4 replies on “Updating a Portfolio: An Inquiry Into Ethics and Employability”

I think it’s perfectly ethical. I think it shows that you’ve grown talent-wise and realize the mistakes that were made. If a potential employer saw the errors he might think that you didn’t know what you were doing. It’s almost like having a typo in your resume, since your portfoliio is a part of your CV. If it really bothered you, you could always tell them about the changes you made in order to highlight how far you’ve come since then. Besides, they’re hiring the 2006 you, not the 2002 you.

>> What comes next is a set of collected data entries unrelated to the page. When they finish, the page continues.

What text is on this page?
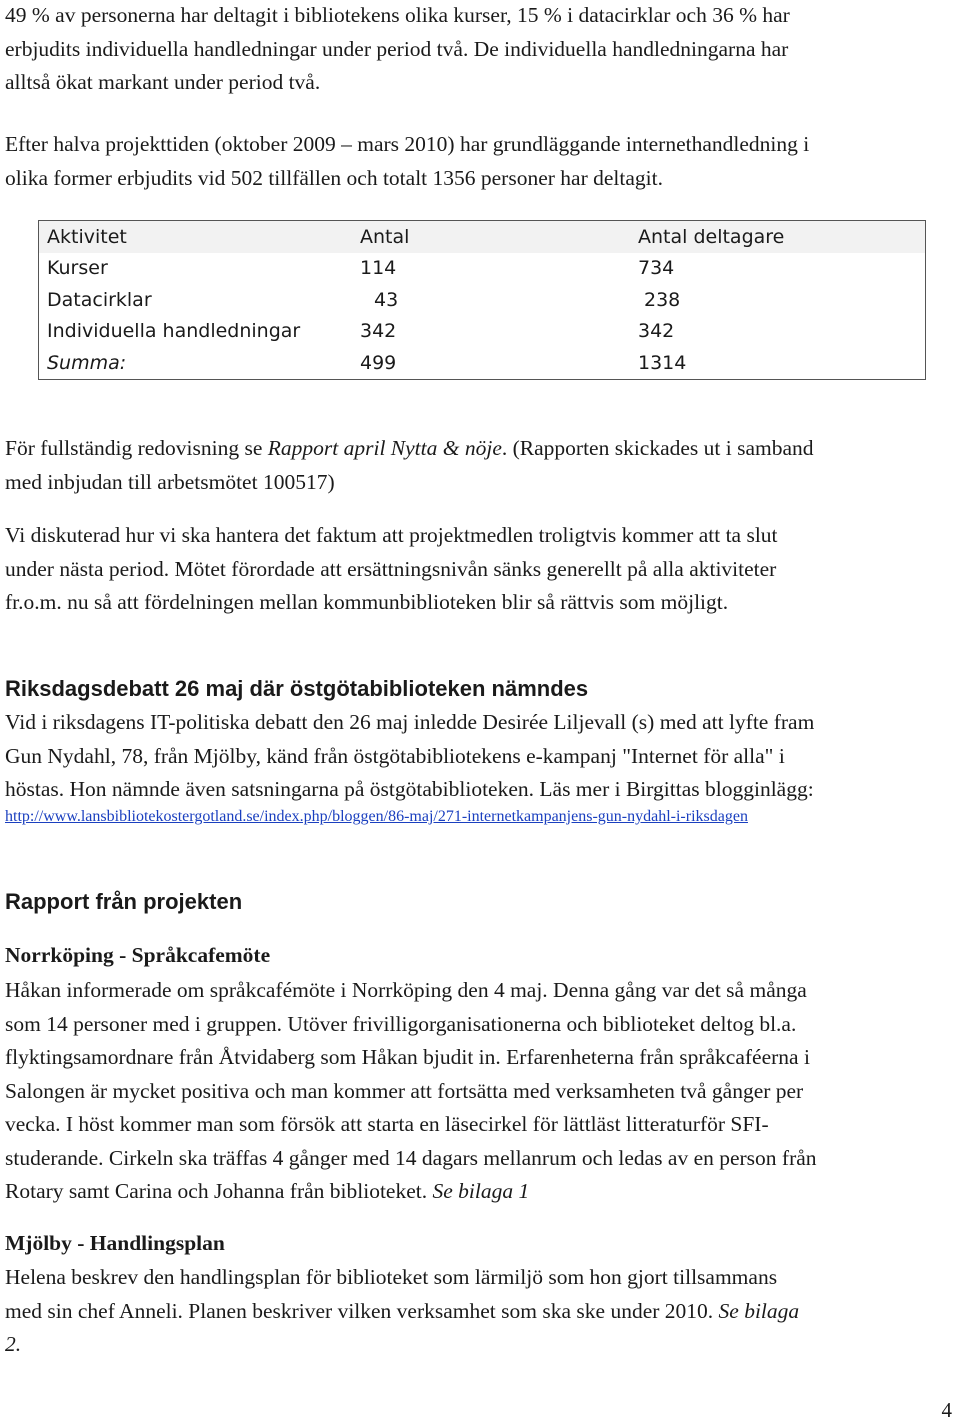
49 % av personerna har deltagit i bibliotekens olika kurser, 15 % i datacirklar och 36 % har
erbjudits individuella handledningar under period två. De individuella handledningarna har
alltså ökat markant under period två.
Efter halva projekttiden (oktober 2009 – mars 2010) har grundläggande internethandledning i
olika former erbjudits vid 502 tillfällen och totalt 1356 personer har deltagit.
Aktivitet	Antal	Antal deltagare
Kurser	114	734
Datacirklar	43	238
Individuella handledningar	342	342
Summa:	499	1314
För fullständig redovisning se Rapport april Nytta & nöje. (Rapporten skickades ut i samband
med inbjudan till arbetsmötet 100517)
Vi diskuterad hur vi ska hantera det faktum att projektmedlen troligtvis kommer att ta slut
under nästa period. Mötet förordade att ersättningsnivån sänks generellt på alla aktiviteter
fr.o.m. nu så att fördelningen mellan kommunbiblioteken blir så rättvis som möjligt.
Riksdagsdebatt 26 maj där östgötabiblioteken nämndes
Vid i riksdagens IT-politiska debatt den 26 maj inledde Desirée Liljevall (s) med att lyfte fram
Gun Nydahl, 78, från Mjölby, känd från östgötabibliotekens e-kampanj "Internet för alla" i
höstas. Hon nämnde även satsningarna på östgötabiblioteken. Läs mer i Birgittas blogginlägg:
http://www.lansbibliotekostergotland.se/index.php/bloggen/86-maj/271-internetkampanjens-gun-nydahl-i-riksdagen
Rapport från projekten
Norrköping - Språkcafemöte
Håkan informerade om språkcafémöte i Norrköping den 4 maj. Denna gång var det så många
som 14 personer med i gruppen. Utöver frivilligorganisationerna och biblioteket deltog bl.a.
flyktingsamordnare från Åtvidaberg som Håkan bjudit in. Erfarenheterna från språkcaféerna i
Salongen är mycket positiva och man kommer att fortsätta med verksamheten två gånger per
vecka. I höst kommer man som försök att starta en läsecirkel för lättläst litteraturför SFI-
studerande. Cirkeln ska träffas 4 gånger med 14 dagars mellanrum och ledas av en person från
Rotary samt Carina och Johanna från biblioteket. Se bilaga 1
Mjölby - Handlingsplan
Helena beskrev den handlingsplan för biblioteket som lärmiljö som hon gjort tillsammans
med sin chef Anneli. Planen beskriver vilken verksamhet som ska ske under 2010. Se bilaga
2.
4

Like the other commenter said, if there were mistakes in your resume, you’d fix ’em. It’s like any other document, to me. If you found mistakes, you’d fix them. If you are using it to represent what you did in 2002, I wouldn’t go as far as to change it so much that you are using the most up to date stuff (rather than 2002), but if it’s not date-representative, do what you want. :D

Learning is a process, and you’re allowed to learn as you go, and can say just that to them too. You can compare newer-older websites to illustrate what you’ve learned since then, those fine details a newbie wouldn’t be able to do. You just gotta freeze-frame your current knowledge and showcase that off.